On November 16th 2009, “I’ve Got Nothing” entered the charts at number 36. The song was developed, written and recorded completely through internet submissions, and was the culmination of a project that began ten weeks earlier when myself and three other YouTubers started a new YouTube channel called “Chartjackers”. The aim was to document the progress of an internet-constructed single to be released for charity. The melody, the lyrics, all of it was contributed by the online community, and we purposefully made something very cheesy, something that harks back to the days before pop took itself seriously. (The song is still available on iTunes and the money from every sale goes to Children In Need. You can see the music video here and watch the finished half-hour documentary here – the BBC filmed us on our journey).

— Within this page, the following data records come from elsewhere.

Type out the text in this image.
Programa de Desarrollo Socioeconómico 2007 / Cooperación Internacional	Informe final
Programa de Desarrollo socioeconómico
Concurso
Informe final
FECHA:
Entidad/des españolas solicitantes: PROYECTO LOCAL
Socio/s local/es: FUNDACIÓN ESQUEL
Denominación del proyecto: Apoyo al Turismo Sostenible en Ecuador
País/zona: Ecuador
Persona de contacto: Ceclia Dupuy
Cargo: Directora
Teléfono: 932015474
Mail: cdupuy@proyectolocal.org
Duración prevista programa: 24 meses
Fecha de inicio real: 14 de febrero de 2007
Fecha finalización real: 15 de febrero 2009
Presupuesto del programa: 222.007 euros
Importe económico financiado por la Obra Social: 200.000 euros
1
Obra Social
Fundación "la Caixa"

We were aiming for number 1, but we had a number of roadblocks in our path. In my opinion, the biggest problem we had was that we relied too much on traditional media. Our internet community were amazing, getting the word ‘Chartjackers’ in the trending topics on Twitter no less than four times, emailing radio stations and DJs, but that was the thing – our show was on television. We asked traditional radio to play the song. We asked newspapers and magazines for coverage. When they turned us down we were disheartened. But we never saw that we had plenty of power all our own. Instead of using the online community to get the attention of the people that (we thought) had the real means to support us, we should have realised that we could have mobilised the internet ourselves and took over the charts without needing traditional media at all.
The Rage campaign, by contrast, is a perfect example of how it should have been done. No old media included. Nobody played Killing In The Name on the radio or on TV this week – they didn’t have to. It was never about that. If they’d emailed radio DJs and said “play Killing In The Name, get it to number 1″ – they wouldn’t have. The media are reactive. So they just did it themselves. And (perhaps ironically) enough people cared about the Rage campaign that traditional media DID start paying attention. Now, I’d argue that this is also because the “beat the X Factor” idea is much more appealing than the “let’s see what the internet can do” idea, because the former incorporates the latter – but I think there’s a lot to be learned from this.

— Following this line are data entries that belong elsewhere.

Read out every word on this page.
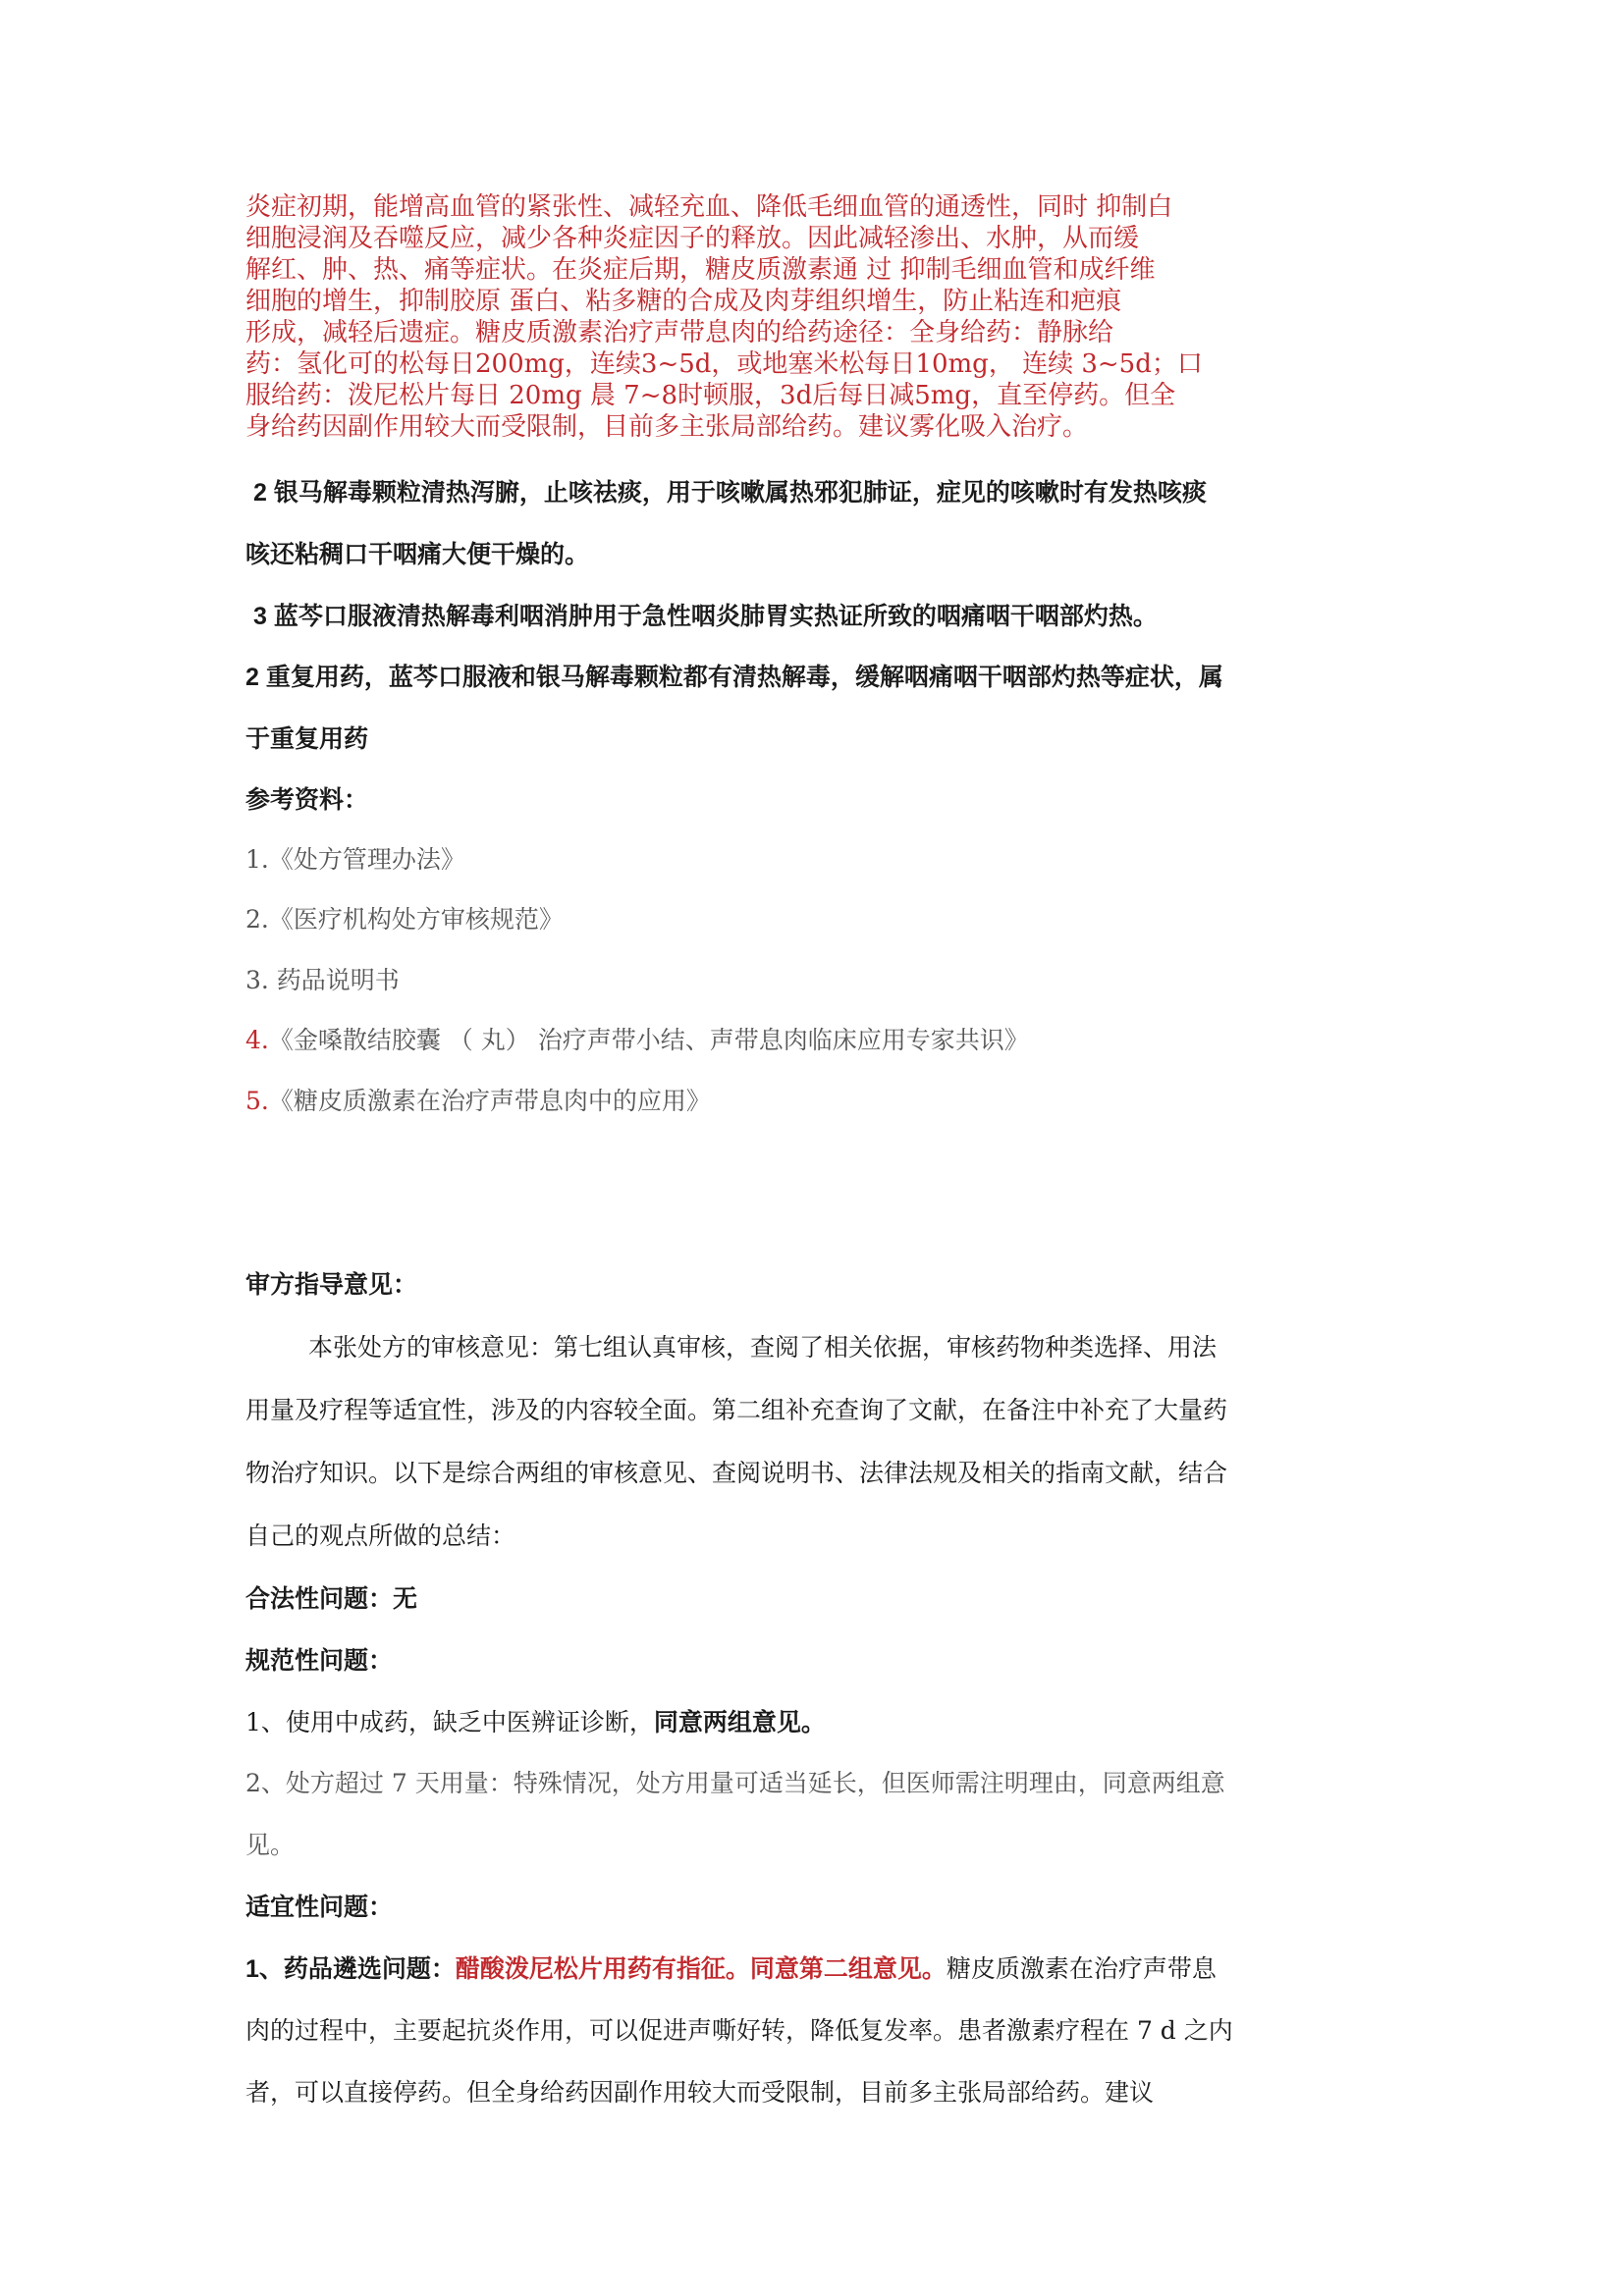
炎症初期，能增高血管的紧张性、减轻充血、降低毛细血管的通透性，同时 抑制白
细胞浸润及吞噬反应，减少各种炎症因子的释放。因此减轻渗出、水肿，从而缓
解红、肿、热、痛等症状。在炎症后期，糖皮质激素通 过 抑制毛细血管和成纤维
细胞的增生，抑制胶原 蛋白、粘多糖的合成及肉芽组织增生，防止粘连和疤痕
形成，减轻后遗症。糖皮质激素治疗声带息肉的给药途径：全身给药：静脉给
药：氢化可的松每日200mg，连续3~5d，或地塞米松每日10mg， 连续 3~5d；口
服给药：泼尼松片每日 20mg 晨 7~8时顿服，3d后每日减5mg，直至停药。但全
身给药因副作用较大而受限制，目前多主张局部给药。建议雾化吸入治疗。
2 银马解毒颗粒清热泻腑，止咳祛痰，用于咳嗽属热邪犯肺证，症见的咳嗽时有发热咳痰
咳还粘稠口干咽痛大便干燥的。
3 蓝芩口服液清热解毒利咽消肿用于急性咽炎肺胃实热证所致的咽痛咽干咽部灼热。
2 重复用药，蓝芩口服液和银马解毒颗粒都有清热解毒，缓解咽痛咽干咽部灼热等症状，属
于重复用药
参考资料：
1.《处方管理办法》
2.《医疗机构处方审核规范》
3. 药品说明书
4.《金嗓散结胶囊 （ 丸） 治疗声带小结、声带息肉临床应用专家共识》
5.《糖皮质激素在治疗声带息肉中的应用》
审方指导意见：
本张处方的审核意见：第七组认真审核，查阅了相关依据，审核药物种类选择、用法
用量及疗程等适宜性，涉及的内容较全面。第二组补充查询了文献，在备注中补充了大量药
物治疗知识。以下是综合两组的审核意见、查阅说明书、法律法规及相关的指南文献，结合
自己的观点所做的总结：
合法性问题：无
规范性问题：
1、使用中成药，缺乏中医辨证诊断，同意两组意见。
2、处方超过 7 天用量：特殊情况，处方用量可适当延长，但医师需注明理由，同意两组意
见。
适宜性问题：
1、药品遴选问题：醋酸泼尼松片用药有指征。同意第二组意见。糖皮质激素在治疗声带息
肉的过程中，主要起抗炎作用，可以促进声嘶好转，降低复发率。患者激素疗程在 7 d 之内
者，可以直接停药。但全身给药因副作用较大而受限制，目前多主张局部给药。建议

I loved the Chartjackers project and wouldn’t change anything that happened. We didn’t get to number 1, but we DID get to number 36, we raised over ten thousand pounds for Children In Need, and now just over a month later, the internet have controlled the charts again in a much more significant way and raised even more money for charity (over sixty thousand pounds has been donated to Shelter by fans of Killing In The Name).
What I’m trying to say is that I feel like these two events are the start of something. We’re at a turning point for the music industry, where the people get more say and, in the words of Rage, won’t do what they tell us.